Researchers at the University of York believe early humans bore prominent brow ridges as a mark of physical dominance, and as the human face evolved to become smaller and flatter, it became a canvas on which the eyebrows could portray a much richer range of emotions.

“We traded dominance or aggression for a wider palette of expression,” said Paul O’Higgins, a professor of anatomy and lead author on the study. “As the face became smaller and the forehead flattened, the muscles in the face could move the eyebrows up and down and we could express all these subtler feelings.”

The York team stress their conclusions are speculative, but if they are right, the evolution of smaller, flatter faces may have unleashed the social power of the eyebrow, allowing humans to communicate at a distance in more complex and nuanced ways.

“We moved from a position where we wanted to compete, where looking more intimidating was an advantage, to one where it was better to get on with people, to recognise each other from afar with an eyebrow flash, and to sympathise and so on,” said Penny Spikins, a palaeolithic archaeologist at York and co-author on the study, published in Nature Ecology & Evolution .

The scientists set out to investigate why ancient humans had such prominent brow ridges in the first place. Over the years, researchers have put forward a range of hypotheses. One idea states that the ridge simply filled the gap that would otherwise exist between the protruding face and the braincase. Another argues that a prominent brow served as structural reinforcement, ensuring the face could take the stress of powerful chewing.

Working with their colleague Ricardo Godinho, the researchers obtained a 3D x-ray scan of an ancient skull belonging to a human ancestor called Homo heidelbergensis that lived in what is now Zambia between 300,000 and 125,000 years ago. Known as Kabwe 1, the skull displayed a thick brow ridge that was even more prominent than the ones seen on Neanderthals.

Using computer models, the scientists performed a series of experiments on the virtual skull. First, they looked at how much brow bone was needed if its purpose was to plug the gap between the face and the braincase. “We shaved away the bone to get the minimum needed to fill the gap and found we could reduce its size dramatically,” O’Higgins said. “The skull has far more bone than is needed to fill the gap.”

Next, the researchers looked at how the stress of chewing spread over the face with and without the brow ridge. Again, it seemed to make little difference. “We fully expected serious consequences for the face, but nothing happened. It’s clear that this is not about resisting bending in the face,” O’Higgins said. “What we are left with is the plausibility of a social explanation.”

It is unclear what factors led the human face to become smaller over time and lose its thick brow ridges, but a flatter face may have paved the way for richer human communication and with that the greater collaboration that emerged with the rise of Homo sapiens. In Homo heidelbergensis and other ancestors, the thick brow signified physical strength at the apparent expense of eyebrow gymnastics: in those early humans, the muscles that moved the eyebrows simply pulled them back and forth over their brows.

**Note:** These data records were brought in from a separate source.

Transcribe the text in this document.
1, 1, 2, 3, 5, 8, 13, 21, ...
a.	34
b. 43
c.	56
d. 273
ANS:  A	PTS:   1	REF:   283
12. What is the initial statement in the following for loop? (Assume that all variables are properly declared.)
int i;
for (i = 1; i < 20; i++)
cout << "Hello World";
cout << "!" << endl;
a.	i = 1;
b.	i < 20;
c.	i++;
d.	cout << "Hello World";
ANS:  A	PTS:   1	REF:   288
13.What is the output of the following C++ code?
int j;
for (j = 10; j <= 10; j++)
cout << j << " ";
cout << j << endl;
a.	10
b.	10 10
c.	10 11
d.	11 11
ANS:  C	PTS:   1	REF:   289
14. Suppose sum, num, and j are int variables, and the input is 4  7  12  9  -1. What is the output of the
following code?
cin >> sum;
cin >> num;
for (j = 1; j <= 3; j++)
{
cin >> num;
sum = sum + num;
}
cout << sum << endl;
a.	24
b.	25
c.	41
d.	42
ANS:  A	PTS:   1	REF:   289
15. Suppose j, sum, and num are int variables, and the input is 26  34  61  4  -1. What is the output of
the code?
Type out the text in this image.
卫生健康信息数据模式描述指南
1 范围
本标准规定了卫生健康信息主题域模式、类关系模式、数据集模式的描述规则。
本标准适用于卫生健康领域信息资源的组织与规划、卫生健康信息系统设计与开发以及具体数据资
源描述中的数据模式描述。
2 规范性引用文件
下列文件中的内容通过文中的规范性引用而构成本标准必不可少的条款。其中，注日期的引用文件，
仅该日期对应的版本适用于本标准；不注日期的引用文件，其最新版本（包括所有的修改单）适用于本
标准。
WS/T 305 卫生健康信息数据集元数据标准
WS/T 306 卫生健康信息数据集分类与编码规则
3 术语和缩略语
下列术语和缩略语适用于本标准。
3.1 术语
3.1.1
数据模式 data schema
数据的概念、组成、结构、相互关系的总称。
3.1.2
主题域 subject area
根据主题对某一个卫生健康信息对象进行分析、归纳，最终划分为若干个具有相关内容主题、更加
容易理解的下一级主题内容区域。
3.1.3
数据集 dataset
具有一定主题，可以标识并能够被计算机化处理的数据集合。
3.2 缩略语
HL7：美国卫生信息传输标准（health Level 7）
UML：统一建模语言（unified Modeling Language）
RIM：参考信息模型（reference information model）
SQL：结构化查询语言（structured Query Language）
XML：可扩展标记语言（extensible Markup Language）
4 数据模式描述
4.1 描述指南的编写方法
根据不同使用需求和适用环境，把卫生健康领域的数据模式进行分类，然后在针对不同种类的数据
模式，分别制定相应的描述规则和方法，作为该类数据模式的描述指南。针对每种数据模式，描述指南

Given the importance of eyebrows in human communication, it is not clear why other primates do not use them more, said Robin Dunbar, professor of evolutionary psychology at Oxford University. “It is plausible to suggest that it has something to do with increased need for more complex communication in the larger social groups that evolved late during the course of human evolution,” he said.

Rachael Jack, who studies human social interaction at the University of Glasgow, said the expressive value of eyebrows made them “strong candidates for evolution to pick them up as social signallers.” But she added: “The human face has many more muscles though, which are likely to have contributed substantially to the development of socially sophisticated communication, group cohesiveness and functioning, and therefore survival and progress. So I’m not totally convinced that eyebrows are the missing part of the puzzle.”